High frequency gyrokinetic (HFGK) particle simulation of ion heating in the cyclotron frequency range.

The linear gyrokinetic formulation for $\rho/L_B \ll 1$ can be generalized to describe the arbitrary frequency and wavelength dynamics, where $\rho$ is the ion gyroradius and $L_B$ is the scale length of the ambient magnetic field [H. Qin, W.~M. Tang, W.~W. Lee and G. Rewoldt, Phys.\ Plasmas \textbf{6}, 1575 (1999)]. We developed a high frequency gyrokinetic (HFGK) algorithm, which utilizes the separation of the ion gyromotion from its gyrocenter motion, and it is equivalent to the original Lorentz-force description for $\rho/L_B \ll 1$. We performed a nonlinear $\delta f$ gyrokinetic particle-in-cell simulation of the HFGK model to demonstrate its ability to study arbitrary frequency dynamics [R. A. Kolesnikov, W. W. Lee, Sherwood meeting (2006)]. The algorithm allows self- consistency and first principle based simulation of nonlinear heating dynamics.
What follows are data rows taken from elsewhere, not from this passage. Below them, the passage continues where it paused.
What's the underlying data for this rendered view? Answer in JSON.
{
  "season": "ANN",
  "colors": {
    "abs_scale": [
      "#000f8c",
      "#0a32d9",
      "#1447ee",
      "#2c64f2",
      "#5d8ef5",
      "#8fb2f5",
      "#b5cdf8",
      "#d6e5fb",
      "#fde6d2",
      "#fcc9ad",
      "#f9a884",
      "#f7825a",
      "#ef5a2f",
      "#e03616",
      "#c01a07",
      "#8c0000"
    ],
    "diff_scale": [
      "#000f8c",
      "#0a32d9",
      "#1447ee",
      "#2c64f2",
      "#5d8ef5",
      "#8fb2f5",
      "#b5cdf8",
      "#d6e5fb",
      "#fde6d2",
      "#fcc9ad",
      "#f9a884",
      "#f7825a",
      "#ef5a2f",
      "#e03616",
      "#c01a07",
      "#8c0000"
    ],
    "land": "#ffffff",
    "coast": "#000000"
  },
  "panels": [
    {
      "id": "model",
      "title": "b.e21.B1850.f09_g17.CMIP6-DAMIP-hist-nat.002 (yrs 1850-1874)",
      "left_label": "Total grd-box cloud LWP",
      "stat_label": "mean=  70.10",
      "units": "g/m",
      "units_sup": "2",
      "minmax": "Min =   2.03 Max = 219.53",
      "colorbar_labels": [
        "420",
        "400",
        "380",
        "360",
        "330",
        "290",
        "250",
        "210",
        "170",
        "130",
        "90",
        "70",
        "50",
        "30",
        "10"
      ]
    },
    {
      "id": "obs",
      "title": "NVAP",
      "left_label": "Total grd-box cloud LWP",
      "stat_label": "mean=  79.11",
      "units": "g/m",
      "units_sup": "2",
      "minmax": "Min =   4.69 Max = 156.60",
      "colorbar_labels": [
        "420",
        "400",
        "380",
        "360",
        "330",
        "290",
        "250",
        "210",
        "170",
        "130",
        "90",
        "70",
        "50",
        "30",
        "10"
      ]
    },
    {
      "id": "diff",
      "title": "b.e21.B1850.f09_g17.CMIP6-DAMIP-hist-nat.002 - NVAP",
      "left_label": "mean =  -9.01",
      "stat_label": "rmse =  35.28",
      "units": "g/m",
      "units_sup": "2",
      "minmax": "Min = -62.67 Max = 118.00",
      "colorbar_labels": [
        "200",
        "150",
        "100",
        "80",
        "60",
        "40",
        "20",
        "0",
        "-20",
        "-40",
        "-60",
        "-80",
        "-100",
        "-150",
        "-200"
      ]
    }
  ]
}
Separation of motions allows us to take advantage of the difference between finer timescales associated with the propagation of rf waves and larger timescales due to slower gyrocenter motion, which produces finite particle orbits as well as turbulence and radial heat transport. We present some simulation results of simple 2D electrostatic system to study the absorption of cyclotron waves and their effect on gyrocenter motion as well as development of non-Maxwellian tail in ion distribution function. The effects of this non- Maxwellian distribution function on the turbulence resulting from the drift wave instability will be presented.